Il n’y a aucun risque sanitaire majeur en Alaska. D’une manière générale, les services de soin américains sont excellents, mais ils sont hors de prix. Pas de consultation médicale à moins de 100 $. Et pour les médicaments, multipliez au moins par deux les prix français... D'où l'importance de souscrire, avant le départ, une assurance voyage intégrale avec assistance-rapatriement.
Au quotidien, attendez-vous à de grandes variations de températures. Privilégiez de nombreuses couches de vêtements (faciles à « éplucher ») et un bon vêtement imperméable plutôt qu’une unique doudoune qui risquerait de se mouiller. En randonnée, cela vous permettra d’éviter plus facilement l’hypothermie si vous vous faites surprendre par une tempête. Si vous partez plusieurs jours, il vous faudra traiter l’eau, soit en la faisant bouillir, soit en utilisant des pastilles d’hydroclorazone, par exemple.
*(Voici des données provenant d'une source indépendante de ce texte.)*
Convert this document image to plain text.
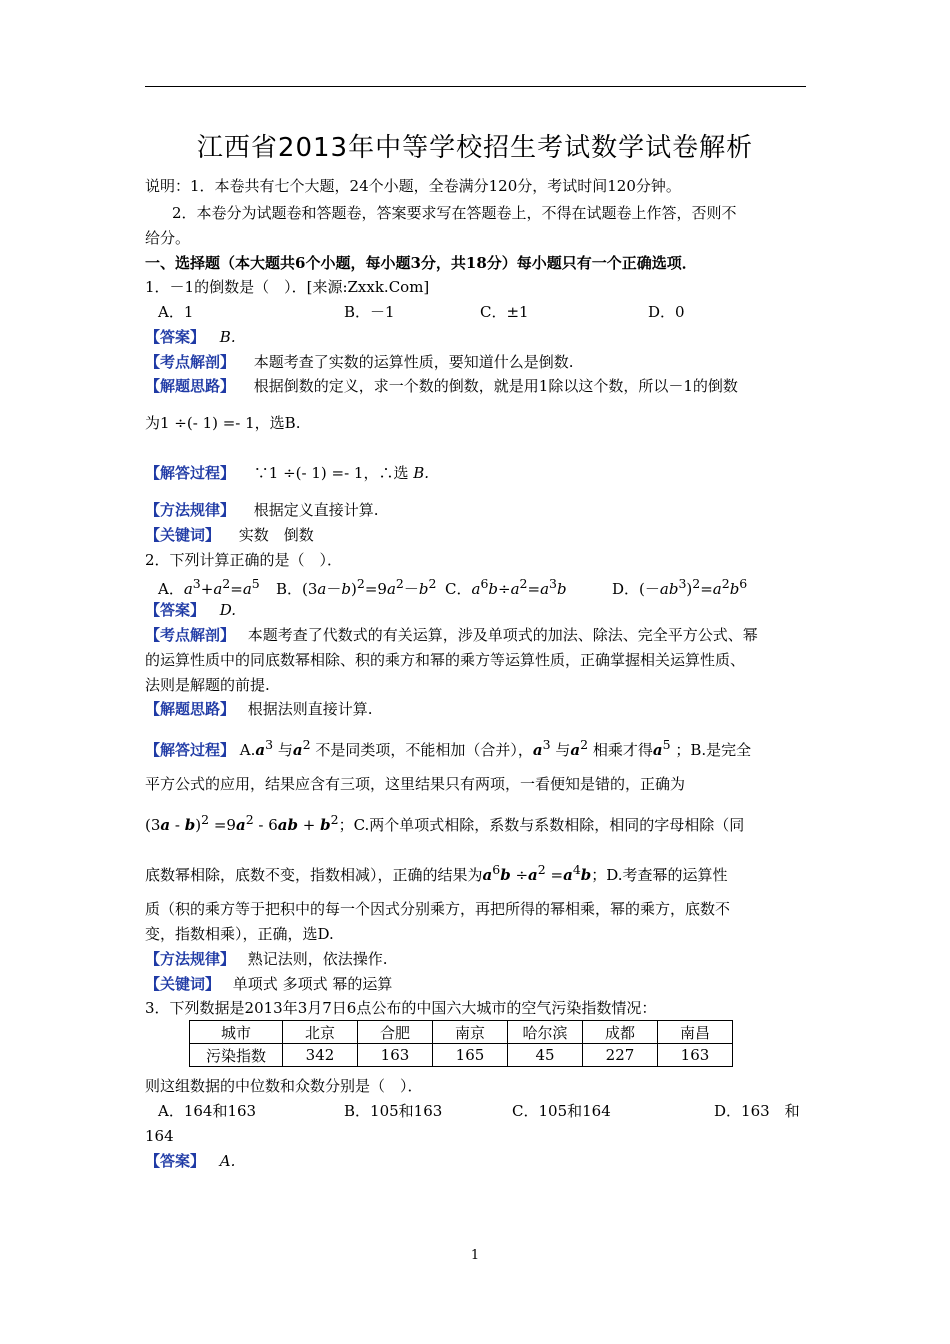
江西省2013年中等学校招生考试数学试卷解析
说明：1．本卷共有七个大题，24个小题，全卷满分120分，考试时间120分钟。
2．本卷分为试题卷和答题卷，答案要求写在答题卷上，不得在试题卷上作答，否则不
给分。
一、选择题（本大题共6个小题，每小题3分，共18分）每小题只有一个正确选项．
1．－1的倒数是（　）．[来源:Zxxk.Com]
A．1	B．－1	C．±1	D．0
【答案】 B.
【考点解剖】 本题考查了实数的运算性质，要知道什么是倒数.
【解题思路】 根据倒数的定义，求一个数的倒数，就是用1除以这个数，所以－1的倒数
为1 ÷(- 1) =- 1，选B.
【解答过程】 ∵1 ÷(- 1) =- 1，∴选 B.
【方法规律】 根据定义直接计算.
【关键词】 实数　倒数
2．下列计算正确的是（　）．
A．$a^3+a^2=a^5$ B．$(3a-b)^2=9a^2-b^2$ C．$a^6b\div a^2=a^3b$	D．$(-ab^3)^2=a^2b^6$
【答案】 D.
【考点解剖】 本题考查了代数式的有关运算，涉及单项式的加法、除法、完全平方公式、幂
的运算性质中的同底数幂相除、积的乘方和幂的乘方等运算性质，正确掌握相关运算性质、
法则是解题的前提.
【解题思路】 根据法则直接计算.
【解答过程】 $A.a^3$ 与$a^2$ 不是同类项，不能相加（合并），$a^3$ 与$a^2$ 相乘才得$a^5$ ；B.是完全
平方公式的应用，结果应含有三项，这里结果只有两项，一看便知是错的，正确为
$(3a - b)^2 =9a^2 - 6ab + b^2$；C.两个单项式相除，系数与系数相除，相同的字母相除（同
底数幂相除，底数不变，指数相减），正确的结果为$a^6b \div a^2 =a^4b$；D.考查幂的运算性
质（积的乘方等于把积中的每一个因式分别乘方，再把所得的幂相乘，幂的乘方，底数不
变，指数相乘），正确，选D.
【方法规律】 熟记法则，依法操作.
【关键词】 单项式 多项式 幂的运算
3．下列数据是2013年3月7日6点公布的中国六大城市的空气污染指数情况：
城市	北京	合肥	南京	哈尔滨	成都	南昌
污染指数	342	163	165	45	227	163
则这组数据的中位数和众数分别是（　）．
A．164和163	B．105和163	C．105和164	D．163　和
164
【答案】 A.
1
Pensez aussi à prendre de la crème solaire : l’air n’est peut-être pas très chaud, mais les UV sont puissants, surtout avec les reflets sur la neige ou la glace. Des lunettes noires (de glacier) peuvent être utiles. Pour les petits bobos, vous trouverez tout ce dont vous aurez besoin dans les pharmacies des supermarchés. Par contre, même si les moustiques pullulent en été, nous déconseillons les traitements chimiques, mauvais pour vous comme pour l’environnement, au profit de manches longues et de filets de tête - pas très esthétiques, certes, mais tout à fait efficaces.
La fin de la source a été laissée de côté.